NHERI Computational Symposium

February 1-2, 2024

Poster Presentations: Tsunami


Gizem Ezgi Cinar

PhD Student
University of Southern California

Presentation Title: Regional Tsunami Simulation Using R2D Tool

Co-Author: Patrick Lynett

Abstract: This work aims to develop capability within R2D for tsunami impacts including onland structural damage. Existing probabilistic tsunami hazard data for California was gathered, including high-resolution (10-m) maps of tsunami flow depth, speed, and momentum flux at various annual period of occurrence, ranging from ~100 years to ~3000 years. This data was ingested into R2D, such that a user is able to extract a hazard curve at any specified location(s). Fragility functions/curves consist of typical onland structures across all risk category and structure types were organized for the critical assessment related to applicability with infrastructure in California. From within R2D, for a selected location, a hazard curve is extracted from the tsunami database, the appropriate damage or fragility function is selected, and a damage and/or loss analysis is completed.

Behzad Ebrahimi

PhD Student
University of Southern California

Presentation Title: Next-Generation Tsunami Preparedness: A Real-Time, GPU-Accelerated Evacuation Simulator in a Game Environment

Co-Author: Lynett, Patrick

Abstract: "We present an innovative, real-time tsunami evacuation simulator integrating state-of-the-art GPU-accelerated computational fluid dynamics (CFD) using Nonlinear Shallow Water (NLSW) and Boussinesq methods.
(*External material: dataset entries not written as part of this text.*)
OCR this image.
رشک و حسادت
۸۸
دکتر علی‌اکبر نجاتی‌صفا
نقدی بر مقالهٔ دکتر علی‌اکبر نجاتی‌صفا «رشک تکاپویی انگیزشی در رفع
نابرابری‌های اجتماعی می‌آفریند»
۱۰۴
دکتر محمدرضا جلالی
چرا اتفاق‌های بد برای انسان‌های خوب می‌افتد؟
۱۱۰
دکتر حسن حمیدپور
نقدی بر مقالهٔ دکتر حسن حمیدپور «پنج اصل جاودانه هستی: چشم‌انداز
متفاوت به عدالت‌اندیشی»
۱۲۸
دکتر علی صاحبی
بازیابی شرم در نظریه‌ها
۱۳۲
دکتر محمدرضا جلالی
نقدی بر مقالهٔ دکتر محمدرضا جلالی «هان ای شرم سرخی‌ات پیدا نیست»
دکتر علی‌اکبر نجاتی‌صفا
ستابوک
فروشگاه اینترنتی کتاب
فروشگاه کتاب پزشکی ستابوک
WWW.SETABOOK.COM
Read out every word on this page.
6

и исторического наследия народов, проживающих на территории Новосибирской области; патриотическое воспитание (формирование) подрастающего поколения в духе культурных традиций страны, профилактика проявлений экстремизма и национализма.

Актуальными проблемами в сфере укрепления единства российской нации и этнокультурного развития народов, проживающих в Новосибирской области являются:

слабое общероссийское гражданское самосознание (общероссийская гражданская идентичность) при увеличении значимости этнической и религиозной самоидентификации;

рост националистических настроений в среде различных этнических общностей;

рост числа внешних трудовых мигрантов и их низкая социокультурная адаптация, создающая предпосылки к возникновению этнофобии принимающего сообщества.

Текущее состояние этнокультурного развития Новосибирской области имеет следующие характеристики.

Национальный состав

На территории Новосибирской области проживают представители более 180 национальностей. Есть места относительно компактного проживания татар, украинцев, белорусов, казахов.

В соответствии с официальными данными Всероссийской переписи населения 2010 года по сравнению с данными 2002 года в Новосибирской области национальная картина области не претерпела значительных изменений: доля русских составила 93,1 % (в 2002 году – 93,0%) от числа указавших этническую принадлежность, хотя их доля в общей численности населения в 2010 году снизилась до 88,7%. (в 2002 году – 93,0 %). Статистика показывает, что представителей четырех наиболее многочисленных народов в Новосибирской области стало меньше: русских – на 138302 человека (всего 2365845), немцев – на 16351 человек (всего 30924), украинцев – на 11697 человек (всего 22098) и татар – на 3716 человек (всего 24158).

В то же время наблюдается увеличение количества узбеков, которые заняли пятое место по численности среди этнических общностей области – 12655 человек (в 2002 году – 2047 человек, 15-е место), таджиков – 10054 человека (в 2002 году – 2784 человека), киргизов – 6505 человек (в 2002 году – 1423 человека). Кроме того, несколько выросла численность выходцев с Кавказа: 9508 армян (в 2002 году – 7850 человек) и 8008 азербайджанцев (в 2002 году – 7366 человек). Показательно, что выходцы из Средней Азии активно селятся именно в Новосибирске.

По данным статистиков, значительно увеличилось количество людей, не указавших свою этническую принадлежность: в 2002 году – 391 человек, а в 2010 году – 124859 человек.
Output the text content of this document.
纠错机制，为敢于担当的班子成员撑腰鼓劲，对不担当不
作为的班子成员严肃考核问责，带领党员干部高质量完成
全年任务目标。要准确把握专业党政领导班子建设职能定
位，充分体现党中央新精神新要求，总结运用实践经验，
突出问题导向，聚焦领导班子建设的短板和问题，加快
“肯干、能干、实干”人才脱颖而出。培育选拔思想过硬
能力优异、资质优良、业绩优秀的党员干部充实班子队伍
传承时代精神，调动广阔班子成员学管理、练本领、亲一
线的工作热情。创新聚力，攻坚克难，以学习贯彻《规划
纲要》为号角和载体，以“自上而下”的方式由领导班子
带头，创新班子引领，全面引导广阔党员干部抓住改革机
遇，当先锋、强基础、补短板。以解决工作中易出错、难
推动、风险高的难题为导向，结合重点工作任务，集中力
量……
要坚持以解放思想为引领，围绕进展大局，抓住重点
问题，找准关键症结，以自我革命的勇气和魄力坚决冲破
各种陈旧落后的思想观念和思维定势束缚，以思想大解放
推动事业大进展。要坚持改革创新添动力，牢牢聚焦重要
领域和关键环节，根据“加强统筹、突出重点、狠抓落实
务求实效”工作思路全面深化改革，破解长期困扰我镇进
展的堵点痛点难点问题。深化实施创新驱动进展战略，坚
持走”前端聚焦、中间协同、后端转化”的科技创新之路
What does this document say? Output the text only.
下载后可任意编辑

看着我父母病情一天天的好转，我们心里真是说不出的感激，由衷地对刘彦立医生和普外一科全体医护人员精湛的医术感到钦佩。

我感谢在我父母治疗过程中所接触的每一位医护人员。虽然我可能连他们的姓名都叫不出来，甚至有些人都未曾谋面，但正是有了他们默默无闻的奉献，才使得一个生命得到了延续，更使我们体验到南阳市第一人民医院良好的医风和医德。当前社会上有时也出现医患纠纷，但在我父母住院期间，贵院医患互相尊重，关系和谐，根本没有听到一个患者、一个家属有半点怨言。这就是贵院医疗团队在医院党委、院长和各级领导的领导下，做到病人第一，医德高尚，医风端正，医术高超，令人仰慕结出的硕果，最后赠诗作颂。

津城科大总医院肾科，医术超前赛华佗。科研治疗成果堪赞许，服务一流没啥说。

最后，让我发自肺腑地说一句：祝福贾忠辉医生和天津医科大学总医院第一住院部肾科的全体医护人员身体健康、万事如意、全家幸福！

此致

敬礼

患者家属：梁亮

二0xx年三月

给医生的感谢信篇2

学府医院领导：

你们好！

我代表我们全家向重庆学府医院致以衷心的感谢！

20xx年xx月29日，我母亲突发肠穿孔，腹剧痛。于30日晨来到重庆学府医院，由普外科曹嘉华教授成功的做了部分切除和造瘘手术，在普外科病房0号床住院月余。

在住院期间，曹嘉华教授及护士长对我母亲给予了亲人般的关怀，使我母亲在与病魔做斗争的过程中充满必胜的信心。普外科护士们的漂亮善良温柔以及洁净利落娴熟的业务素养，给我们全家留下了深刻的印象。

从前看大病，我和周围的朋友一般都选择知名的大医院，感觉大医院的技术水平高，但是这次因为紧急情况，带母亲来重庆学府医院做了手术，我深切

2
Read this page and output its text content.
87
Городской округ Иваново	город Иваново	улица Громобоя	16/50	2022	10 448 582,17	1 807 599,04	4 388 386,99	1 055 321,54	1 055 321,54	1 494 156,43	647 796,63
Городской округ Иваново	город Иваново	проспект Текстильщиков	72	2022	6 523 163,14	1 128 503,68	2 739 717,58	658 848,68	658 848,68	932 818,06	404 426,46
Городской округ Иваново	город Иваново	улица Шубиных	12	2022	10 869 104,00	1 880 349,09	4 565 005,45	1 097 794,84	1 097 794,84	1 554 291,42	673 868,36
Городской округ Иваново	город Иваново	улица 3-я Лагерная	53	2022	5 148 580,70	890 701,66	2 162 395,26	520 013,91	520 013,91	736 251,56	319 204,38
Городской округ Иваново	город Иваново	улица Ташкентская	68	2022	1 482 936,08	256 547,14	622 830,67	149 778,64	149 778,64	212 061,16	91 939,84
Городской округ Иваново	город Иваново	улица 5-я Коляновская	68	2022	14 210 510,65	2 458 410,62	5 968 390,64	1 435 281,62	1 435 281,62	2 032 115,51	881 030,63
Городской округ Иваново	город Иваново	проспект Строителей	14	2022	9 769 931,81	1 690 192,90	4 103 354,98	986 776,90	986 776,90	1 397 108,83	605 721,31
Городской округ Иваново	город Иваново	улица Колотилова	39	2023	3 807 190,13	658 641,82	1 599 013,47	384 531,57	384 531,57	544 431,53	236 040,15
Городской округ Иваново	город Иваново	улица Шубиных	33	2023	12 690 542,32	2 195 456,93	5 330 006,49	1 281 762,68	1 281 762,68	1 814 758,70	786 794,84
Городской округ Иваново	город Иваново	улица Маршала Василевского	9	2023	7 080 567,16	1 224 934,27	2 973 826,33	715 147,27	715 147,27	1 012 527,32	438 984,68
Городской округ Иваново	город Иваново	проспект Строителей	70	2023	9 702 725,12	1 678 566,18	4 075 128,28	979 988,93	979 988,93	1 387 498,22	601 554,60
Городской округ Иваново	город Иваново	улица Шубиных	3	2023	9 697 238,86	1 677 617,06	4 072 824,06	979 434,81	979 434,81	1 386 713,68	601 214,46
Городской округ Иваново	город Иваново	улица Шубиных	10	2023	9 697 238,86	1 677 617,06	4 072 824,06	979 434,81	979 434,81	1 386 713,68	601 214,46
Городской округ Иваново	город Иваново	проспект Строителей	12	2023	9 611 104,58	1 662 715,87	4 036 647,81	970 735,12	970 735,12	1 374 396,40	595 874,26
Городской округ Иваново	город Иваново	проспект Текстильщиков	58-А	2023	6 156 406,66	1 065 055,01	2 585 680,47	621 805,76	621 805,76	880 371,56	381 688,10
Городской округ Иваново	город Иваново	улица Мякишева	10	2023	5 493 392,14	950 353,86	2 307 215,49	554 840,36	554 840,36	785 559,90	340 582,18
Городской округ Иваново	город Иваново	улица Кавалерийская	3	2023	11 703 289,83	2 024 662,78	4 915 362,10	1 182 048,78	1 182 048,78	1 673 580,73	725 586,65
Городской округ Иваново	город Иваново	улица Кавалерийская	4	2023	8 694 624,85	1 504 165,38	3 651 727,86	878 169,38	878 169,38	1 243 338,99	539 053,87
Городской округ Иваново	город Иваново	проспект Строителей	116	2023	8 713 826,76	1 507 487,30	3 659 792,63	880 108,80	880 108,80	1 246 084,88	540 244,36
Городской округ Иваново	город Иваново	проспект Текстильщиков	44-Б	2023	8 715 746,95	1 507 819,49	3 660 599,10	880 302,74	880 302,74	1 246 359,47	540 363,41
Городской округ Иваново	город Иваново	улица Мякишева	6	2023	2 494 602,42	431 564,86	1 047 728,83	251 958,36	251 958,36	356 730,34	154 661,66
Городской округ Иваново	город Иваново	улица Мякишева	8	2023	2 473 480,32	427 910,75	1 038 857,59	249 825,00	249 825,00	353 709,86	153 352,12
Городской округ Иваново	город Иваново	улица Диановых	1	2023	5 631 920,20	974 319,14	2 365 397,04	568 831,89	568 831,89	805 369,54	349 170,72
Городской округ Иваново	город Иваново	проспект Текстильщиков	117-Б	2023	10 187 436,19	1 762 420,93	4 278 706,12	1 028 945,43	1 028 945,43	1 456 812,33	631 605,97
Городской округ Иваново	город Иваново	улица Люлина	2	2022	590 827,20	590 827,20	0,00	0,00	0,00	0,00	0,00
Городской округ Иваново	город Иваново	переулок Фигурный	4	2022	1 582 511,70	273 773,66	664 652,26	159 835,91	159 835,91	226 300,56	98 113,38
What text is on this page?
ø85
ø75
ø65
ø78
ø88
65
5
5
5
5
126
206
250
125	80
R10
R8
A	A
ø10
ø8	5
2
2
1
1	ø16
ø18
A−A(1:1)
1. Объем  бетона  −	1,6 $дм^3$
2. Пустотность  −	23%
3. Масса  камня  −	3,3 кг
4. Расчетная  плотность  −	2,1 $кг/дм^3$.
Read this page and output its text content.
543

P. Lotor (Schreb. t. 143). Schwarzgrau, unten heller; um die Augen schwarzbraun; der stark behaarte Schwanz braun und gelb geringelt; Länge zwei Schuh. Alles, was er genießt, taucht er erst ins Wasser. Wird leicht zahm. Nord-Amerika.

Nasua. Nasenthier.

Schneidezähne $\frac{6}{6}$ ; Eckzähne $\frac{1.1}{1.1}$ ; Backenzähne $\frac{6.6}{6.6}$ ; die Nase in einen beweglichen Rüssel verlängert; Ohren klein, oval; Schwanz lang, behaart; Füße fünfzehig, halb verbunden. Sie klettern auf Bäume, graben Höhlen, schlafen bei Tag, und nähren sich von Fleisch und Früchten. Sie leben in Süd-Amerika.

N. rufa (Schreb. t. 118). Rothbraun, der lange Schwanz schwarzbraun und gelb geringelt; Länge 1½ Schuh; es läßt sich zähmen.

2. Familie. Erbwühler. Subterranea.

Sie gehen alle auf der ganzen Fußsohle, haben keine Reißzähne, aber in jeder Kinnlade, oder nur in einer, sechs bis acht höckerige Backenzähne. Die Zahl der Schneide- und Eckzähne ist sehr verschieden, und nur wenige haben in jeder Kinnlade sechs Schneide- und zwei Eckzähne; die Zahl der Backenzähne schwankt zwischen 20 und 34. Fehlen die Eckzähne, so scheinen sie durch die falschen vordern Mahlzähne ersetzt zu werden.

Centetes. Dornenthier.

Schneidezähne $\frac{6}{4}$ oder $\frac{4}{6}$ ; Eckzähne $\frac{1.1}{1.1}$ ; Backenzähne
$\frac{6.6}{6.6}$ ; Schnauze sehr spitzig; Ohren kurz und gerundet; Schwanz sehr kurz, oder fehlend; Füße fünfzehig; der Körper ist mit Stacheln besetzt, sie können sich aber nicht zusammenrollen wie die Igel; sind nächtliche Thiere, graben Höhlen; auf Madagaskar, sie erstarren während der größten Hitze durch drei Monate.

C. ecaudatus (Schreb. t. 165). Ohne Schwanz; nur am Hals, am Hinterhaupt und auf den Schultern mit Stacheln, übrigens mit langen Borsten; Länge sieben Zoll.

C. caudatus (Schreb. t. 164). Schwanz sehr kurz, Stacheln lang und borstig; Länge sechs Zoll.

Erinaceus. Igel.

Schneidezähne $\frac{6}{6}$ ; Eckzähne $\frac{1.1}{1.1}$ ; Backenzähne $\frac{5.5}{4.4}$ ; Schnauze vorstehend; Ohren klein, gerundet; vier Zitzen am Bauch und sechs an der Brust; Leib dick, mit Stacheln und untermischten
This is not mere visual effect; our simulation features a highly intricate computational pipeline allowing for accurate water behavior and interactions with buildings and debris. The simulator is uniquely configurable, enabling users to run a range of different tsunami scenarios, each rendered in faster-than-real-time due to GPU parallel processing. The simulator provides a digital twin of real-world cities, generated through high-resolution satellite data, creating an immersive and authentic environment. Within this setting, users engage in character customization options that account for age, physical abilities, health conditions, and custom avatars, making each experience personalized and more relatable. The user interface integrates features like dynamic timers, weather indicators, and map overlays to aid in decision-making. Gameplay realism is enriched through varying terrains and a limited stamina mechanic. Additionally, the educational components are comprised of real-world preparedness tips, emergency contacts, and post-game quizzes. This work significantly advances the field of hazard simulation by coupling state-of-the-art scientific methodologies with tailored educational content. It stands as a powerful tool for individual preparedness training, urban planning, and community resilience against natural hazards, offering broad implications in how societies adapt and prepare for increasing natural disaster risks."

Willington Renteria

PhD Student
University of Southern California

Presentation Title: VAE as a transfer function to predict onshore hazard curve from offshore information

Co-Author: Patrick Lynett

Abstract: Coastal areas are at risk from various hazards, including tsunamis, storm surges, and sea level rise. These hazards can cause significant damage to property and infrastructure and can also lead to loss of life. In order to mitigate the risks posed by these hazards, it is important to have accurate information about the potential impacts. A critical piece of information is the offshore hazard curve. This curve shows the probability of a tsunami of a given magnitude occurring at a particular location. However, the offshore hazard curve needs to provide information about the onshore impacts of these hazards. Given a particular offshore hazard, the onshore hazard curve shows the probability of inundation at a particular location. The objective of this research project is to develop a transfer function that can be used to convert offshore hazard curves to onshore hazard curves. This transfer function will be developed using a Variational autoencoder (i.e., a deep learning model ). The central idea is to train and validate a model that generates onshore hazard curves based on available offshore hazard data.

As methodology:

  1. We will compile a dataset of offshore and corresponding onshore hazard information from various locations along the California coastline.
  2. We will employ a variational autoencoder architechture.
  3. We will perform rigorous validation tests to ensure the transfer function's accuracy and generalizability.

A transfer function for offshore to onshore hazard curves represents an exciting hazard assessment and risk mitigation avenue. This project could contribute to more effective disaster preparedness and land-use planning in regions vulnerable to coastal hazards. We look forward to exploring this innovative approach and its potential impact on hazard management beyond California's borders.